Sunday, February 12, 2012

"Coming Apart," "War Time," "Pink and Blue," and More: This Week in the Book Pages

This week, don't miss the New York Times review of Coming Apart: The State of White America, 1960-2010 (Crown Forum), by Charles Murray. Like Murray's previous books (Losing Ground, the Bell Curve), Coming Apart is sure to provoke a reaction from social scientists and historians. Another source of controversy will be the book's implication: in reviewer Nicholas Confessore's words, "that economic insecurity doesn’t have much to do with eroding civic values, so we shouldn’t bother using government to tackle inequality."

On inequality and its significance, see also the latest issue of the New York Review of Books. Andrew Hacker reviews, here, The Spirit Level: Why Greater Equality Makes Societies Stronger 
(Bloomsbury), by Richard Wilkinson and Kate Pickett; The Darwin Economy: Liberty, Competition, and the Common Good (Princeton University Press), by Robert H. Frank; The Age of Austerity: How Scarcity Will Remake American Politics (Doubleday), by Thomas Byrne Edsall; and Why Some Politicians Are More Dangerous Than Others 
(Polity), by James Gilligan. 


Also in the NYRB: R.J.W. Evans reviews two books on Bismarck (here, subscribers only); Richard Bernstein reviews A Contest for Supremacy: China, America, and the Struggle for Mastery in Asia (Norton), by Aaron L. Friedberg (here); Richard Lewontin reviews three books on DNA and crime (here, subscribers only); and Michael Tomasky covers two books on Mitt Romney (here).

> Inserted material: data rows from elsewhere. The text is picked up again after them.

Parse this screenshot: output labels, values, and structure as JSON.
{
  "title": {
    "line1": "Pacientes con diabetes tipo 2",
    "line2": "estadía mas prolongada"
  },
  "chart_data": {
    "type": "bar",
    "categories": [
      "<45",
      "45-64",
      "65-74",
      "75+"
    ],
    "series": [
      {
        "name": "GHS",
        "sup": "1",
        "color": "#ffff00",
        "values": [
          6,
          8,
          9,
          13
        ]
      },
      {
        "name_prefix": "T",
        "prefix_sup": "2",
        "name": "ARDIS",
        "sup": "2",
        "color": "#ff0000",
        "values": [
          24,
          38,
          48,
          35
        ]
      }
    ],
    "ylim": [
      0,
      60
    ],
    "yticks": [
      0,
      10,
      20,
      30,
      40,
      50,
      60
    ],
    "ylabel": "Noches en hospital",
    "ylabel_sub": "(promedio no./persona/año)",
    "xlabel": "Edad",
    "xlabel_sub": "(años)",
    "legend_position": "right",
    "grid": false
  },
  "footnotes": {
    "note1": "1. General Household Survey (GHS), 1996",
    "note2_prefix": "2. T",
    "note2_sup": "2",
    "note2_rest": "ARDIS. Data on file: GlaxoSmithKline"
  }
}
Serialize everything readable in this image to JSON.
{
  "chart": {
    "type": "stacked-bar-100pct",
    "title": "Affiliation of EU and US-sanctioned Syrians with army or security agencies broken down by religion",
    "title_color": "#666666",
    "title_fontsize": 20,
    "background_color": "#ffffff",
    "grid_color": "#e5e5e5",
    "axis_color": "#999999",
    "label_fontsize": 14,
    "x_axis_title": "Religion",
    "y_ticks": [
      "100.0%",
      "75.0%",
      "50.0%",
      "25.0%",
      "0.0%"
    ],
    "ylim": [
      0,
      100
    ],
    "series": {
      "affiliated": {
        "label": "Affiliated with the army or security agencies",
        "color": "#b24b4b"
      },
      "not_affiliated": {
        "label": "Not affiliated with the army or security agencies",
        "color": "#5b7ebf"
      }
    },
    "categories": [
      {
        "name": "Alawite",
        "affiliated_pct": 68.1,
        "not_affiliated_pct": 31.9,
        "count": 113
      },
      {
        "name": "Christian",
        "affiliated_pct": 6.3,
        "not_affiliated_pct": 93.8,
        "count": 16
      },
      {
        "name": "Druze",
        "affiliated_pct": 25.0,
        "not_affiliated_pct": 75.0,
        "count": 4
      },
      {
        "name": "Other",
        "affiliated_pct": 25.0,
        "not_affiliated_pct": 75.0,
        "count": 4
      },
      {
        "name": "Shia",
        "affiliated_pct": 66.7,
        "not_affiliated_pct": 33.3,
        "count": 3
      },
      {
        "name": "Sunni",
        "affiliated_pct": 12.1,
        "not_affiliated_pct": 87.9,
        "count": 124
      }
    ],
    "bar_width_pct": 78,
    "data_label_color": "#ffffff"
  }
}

The New Republic gives us much food for thought this week -- 

Mark Schmitt (Roosevelt Institute) takes up "moderate Republicanism" in his review of Rule and Ruin: The Downfall of Moderation and the Destruction of the Republican Party, From Eisenhower to the Tea Party (Oxford University Press), by Geoffrey Kabaservice

Eric Posner (University of Chicago) covers War Time: An Idea, Its History, Its Consequences (Oxford University Press), by Mary Dudziak (here). In Posner's opinion,
Dudziak’s argument provides a twist on a common view among legal academics about the relationship between wartime and civil liberties. Like these scholars, Dudziak believes that people tolerate infringements of civil liberties because they are bamboozled by leaders and not because security threats require sacrifices. But whereas most scholars emphasize the public’s emotional reaction to a threat (people panic and approve of excessive measures that lead to abuse), Dudziak focuses on cognitive or perhaps imaginative deficiencies (people misunderstand the nature of wartime and approve excessive measures because they think the war will be temporary).
Dudziak's response to the review is here.

Also reviewed in TNR: Borrow: The American Way of Debt (Vintage Books), by Louis Hyman (here).

Subscribers to the Chronicle of Higher Ed may enjoy Kacie Glenn's review of Pink and Blue: Telling the Boys From the Girls in America (Indiana University Press), by Jo B. Paoletti. Here's a taste:
Paoletti, an associate professor of American studies at the University of Maryland at College Park, studies apparel design and textiles, as well as the psychology of dress, consumer culture, developmental psychology, and the history of childhood. In her new book, she describes how, over the past 100 years, parents have increasingly gravitated toward children's clothing that telegraphs their offspring's gender to the world.
Read on here.

The Wall Street Journal reviews Autumn in the Heavenly Kingdom: China, the West, and the Epic Story of the Taiping Civil War (Knopf), by Stephen R. Platt. Here's a taste:
Much recent scholarship on the Taiping Uprising . . . has shown the value in approaching the 1860s as a time when China was wracked by a civil war not completely unlike the one taking place on the other side of the Pacific. . . . Mr. Platt presents the first book-length foray in this direction, providing a compelling alternative account of much-studied events that feels both a bit old-fashioned (in its panoramic view of battles and leaders) yet also very much in step with recent scholarship, placing national stories into global frameworks.
 

Also reviewed in the WSJ: three new books on the Girl Scouts and its founder (here).


In the pages of the Nation, you'll find a review of Margaret Sanger: A Life of Passion (Hill and Wang), by Jean H. Baker. Reviewer Michelle Goldberg recognizes the need to place Sanger, now a highly politicized figure, in proper context, but concludes that the book "adds little to our understanding of [Sanger's] dynamic, pathbreaking and often maddening ideas and life."